TJMG 0278298-94.2012.8.13.0056

Rel. Jose Augusto Lourenco Dos Santos12ª Câmara Cíveljulgado em 2019-03-27publicado em 2019-04-03
CIVIL
EMENTA: APELAÇÃO CÍVEL - AÇÃO DE OBRIGAÇÃO DE FAZER - VALORES EM CONTA CORRENTE E APLICAÇÃO - LEVANTAMENTO DE IMPORTÂNCIA - EXIGÊNCIA DE ALVARÁ JUDICIAL PELA INSTITUIÇÃO FINANCEIRA - DESNECESSIDADE - ESCRITURA PÚBLICA DE INVENTÁRIO E PARTILHA DE BENS - NECESSÁRIO E SUFICIENTE - DANO MORAL - AUSÊNCIA DE ATO ILÍCITO - NÃO CONFIGURADO. Com o advento da Lei 11.441/97, alterando o CPC para permitir que o inventário e respectiva partilha sejam realizados pela via extrajudicial em Cartório de Notas, passou a ser desnecessária a exigência de autorização judicial para levantamento de valor depositado em instituição financeira em nome do falecido, sendo exigida a escritura pública de inventário e partilha para tanto. Presente a prova da apresentação da escritura pública de inventário e partilha, deve a instituição financeira liberar os valores em favor dos herdeiros ali relacionados.
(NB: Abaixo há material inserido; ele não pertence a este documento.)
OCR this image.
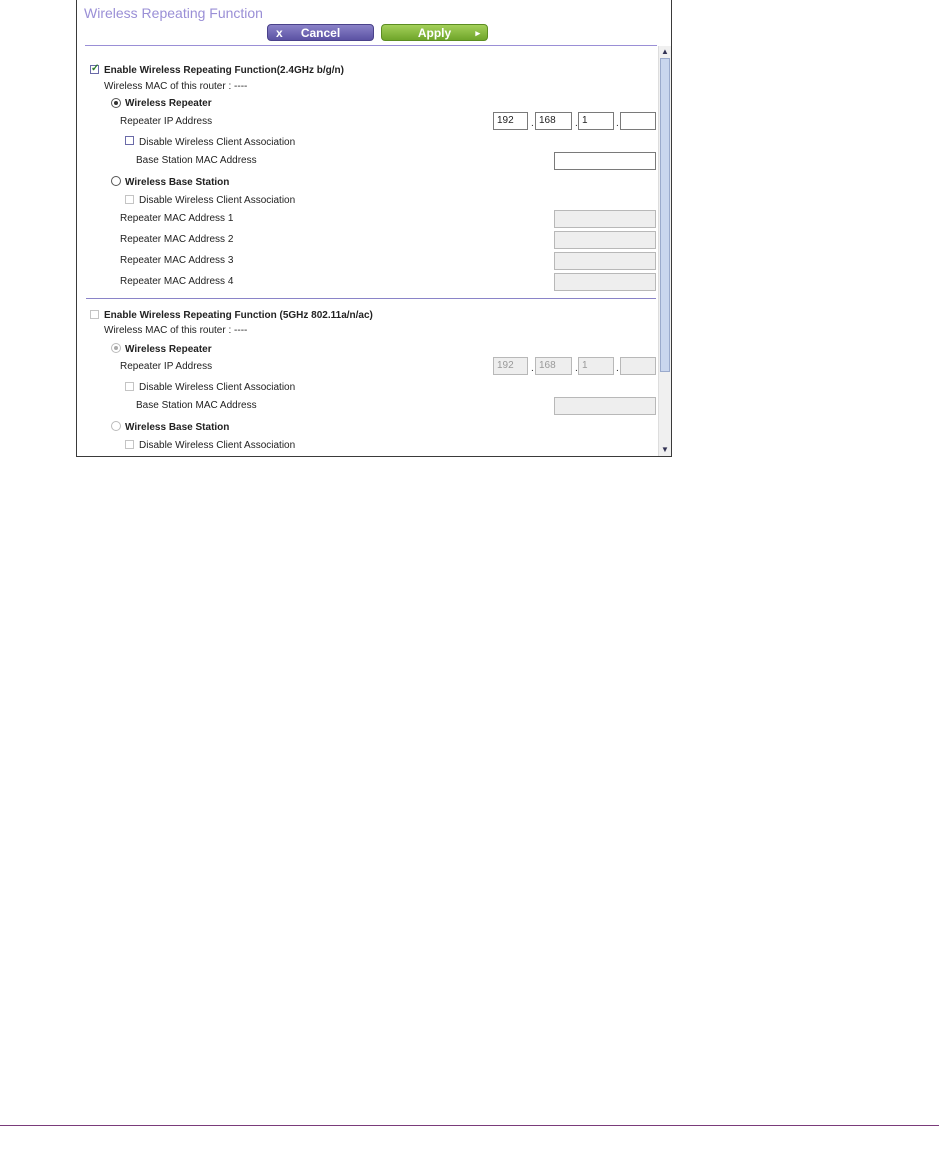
Wireless Repeating Function
x	Cancel	Apply	▸
✓
Enable Wireless Repeating Function(2.4GHz b/g/n)
Wireless MAC of this router : ----
Wireless Repeater
Repeater IP Address	192	. 168	. 1	.
Disable Wireless Client Association
Base Station MAC Address
Wireless Base Station
Disable Wireless Client Association
Repeater MAC Address 1
Repeater MAC Address 2
Repeater MAC Address 3
Repeater MAC Address 4
Enable Wireless Repeating Function (5GHz 802.11a/n/ac)
Wireless MAC of this router : ----
Wireless Repeater
Repeater IP Address	192	. 168	. 1	.
Disable Wireless Client Association
Base Station MAC Address
Wireless Base Station
Disable Wireless Client Association
▲
▼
O reconhecimento do dano moral pelo ordenamento jurídico deve pautar-se pela existência do ato ilícito, da ofensa à dignidade humana e do nexo de causalidade entre esses dois elementos. Ausente prova do ilícito não há que se falar em ofensa aos direitos da personalidade e nem tampouco em danos morais.